I haven’t seen it yet, but ZDNet’s Ed Bott has – the teaser image below on Microsoft’s home page that, when you click on it, takes you to a section on the website called Windows Vista: Look how far we’ve come.
I’ve been using Vista in one edition or another since April 2007 and did some of the early beta testing. Largely, I’m pleased with it, even in the face of some pretty bad experiences last year, resolved thanks to Dell a few months ago.
Yet lots of people have nothing good to say about Windows Vista. Anecdotally, I hear horror stories usually accompanied by good-news stories about how Windows XP is better (plus of course the usual recommendations to get a Mac).
My wife’s a good example, recounting views she’s read online about how awful Vista is and offering opinions like “Over my dead body will Vista be on my PC!” (she’s an XP diehard).

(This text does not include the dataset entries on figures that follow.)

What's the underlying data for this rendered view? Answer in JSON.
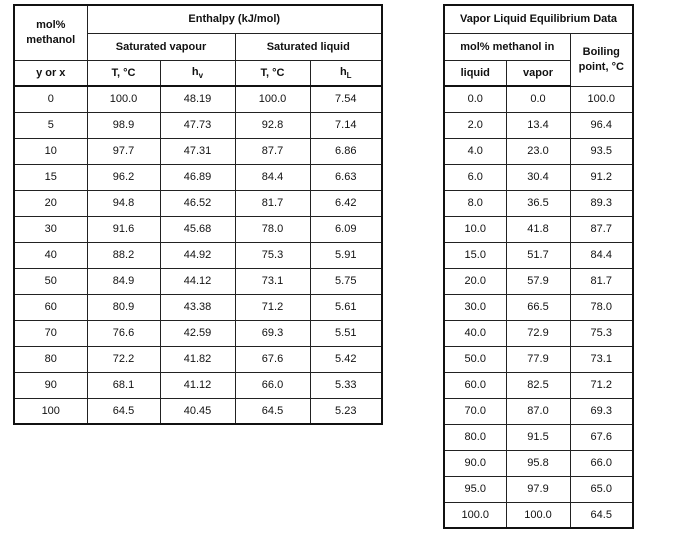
{
  "enthalpy_table": {
    "title": "Enthalpy (kJ/mol)",
    "corner": "mol% methanol",
    "group_vapour": "Saturated vapour",
    "group_liquid": "Saturated liquid",
    "columns": [
      "y or x",
      "T, °C",
      {
        "base": "h",
        "sub": "v"
      },
      "T, °C",
      {
        "base": "h",
        "sub": "L"
      }
    ],
    "rows": [
      [
        "0",
        "100.0",
        "48.19",
        "100.0",
        "7.54"
      ],
      [
        "5",
        "98.9",
        "47.73",
        "92.8",
        "7.14"
      ],
      [
        "10",
        "97.7",
        "47.31",
        "87.7",
        "6.86"
      ],
      [
        "15",
        "96.2",
        "46.89",
        "84.4",
        "6.63"
      ],
      [
        "20",
        "94.8",
        "46.52",
        "81.7",
        "6.42"
      ],
      [
        "30",
        "91.6",
        "45.68",
        "78.0",
        "6.09"
      ],
      [
        "40",
        "88.2",
        "44.92",
        "75.3",
        "5.91"
      ],
      [
        "50",
        "84.9",
        "44.12",
        "73.1",
        "5.75"
      ],
      [
        "60",
        "80.9",
        "43.38",
        "71.2",
        "5.61"
      ],
      [
        "70",
        "76.6",
        "42.59",
        "69.3",
        "5.51"
      ],
      [
        "80",
        "72.2",
        "41.82",
        "67.6",
        "5.42"
      ],
      [
        "90",
        "68.1",
        "41.12",
        "66.0",
        "5.33"
      ],
      [
        "100",
        "64.5",
        "40.45",
        "64.5",
        "5.23"
      ]
    ]
  },
  "vle_table": {
    "title": "Vapor Liquid Equilibrium Data",
    "group": "mol% methanol in",
    "boiling": "Boiling point, °C",
    "columns": [
      "liquid",
      "vapor"
    ],
    "rows": [
      [
        "0.0",
        "0.0",
        "100.0"
      ],
      [
        "2.0",
        "13.4",
        "96.4"
      ],
      [
        "4.0",
        "23.0",
        "93.5"
      ],
      [
        "6.0",
        "30.4",
        "91.2"
      ],
      [
        "8.0",
        "36.5",
        "89.3"
      ],
      [
        "10.0",
        "41.8",
        "87.7"
      ],
      [
        "15.0",
        "51.7",
        "84.4"
      ],
      [
        "20.0",
        "57.9",
        "81.7"
      ],
      [
        "30.0",
        "66.5",
        "78.0"
      ],
      [
        "40.0",
        "72.9",
        "75.3"
      ],
      [
        "50.0",
        "77.9",
        "73.1"
      ],
      [
        "60.0",
        "82.5",
        "71.2"
      ],
      [
        "70.0",
        "87.0",
        "69.3"
      ],
      [
        "80.0",
        "91.5",
        "67.6"
      ],
      [
        "90.0",
        "95.8",
        "66.0"
      ],
      [
        "95.0",
        "97.9",
        "65.0"
      ],
      [
        "100.0",
        "100.0",
        "64.5"
      ]
    ]
  }
}
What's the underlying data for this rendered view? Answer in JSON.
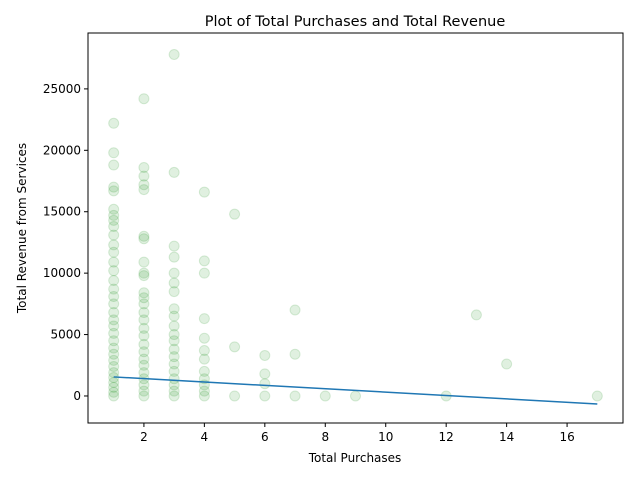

And how do you keep up your positive outlook when you add into the picture facts that some vendors will sell you a brand new PC with XP, not Vista, if you wish? Hardly a vote of confidence.
So what is the ‘good news about Vista’ section on Microsoft’s website hoping to achieve?
Ed Bott reckons it’s part of a multi-million-dollar advertising campaign Microsoft is starting to improve perceptions about the company itself as well as those surrounding Windows Vista.
He comments on some of the text in that section and adds what I think is the most pertinent view:
[...] The real hard work begins with the messages that immediately follow this one. Microsoft has to identify the real benefits in Windows Vista and communicate them clearly and crisply. That’s not going to be any easy task.
Hmm, I’d agree with that. I don’t think an ad campaign alone is going to do the trick, though, so I’d be very surprised if this were the only traditional communication activity Microsoft is planning.
Microsoft also needs to get into the hearts of users, not only the fans of Vista but also those who use it and say they don’t like it. I could see micro-campaigns market per market, identifying influencers and reaching out to them.
What social media is designed for, in fact.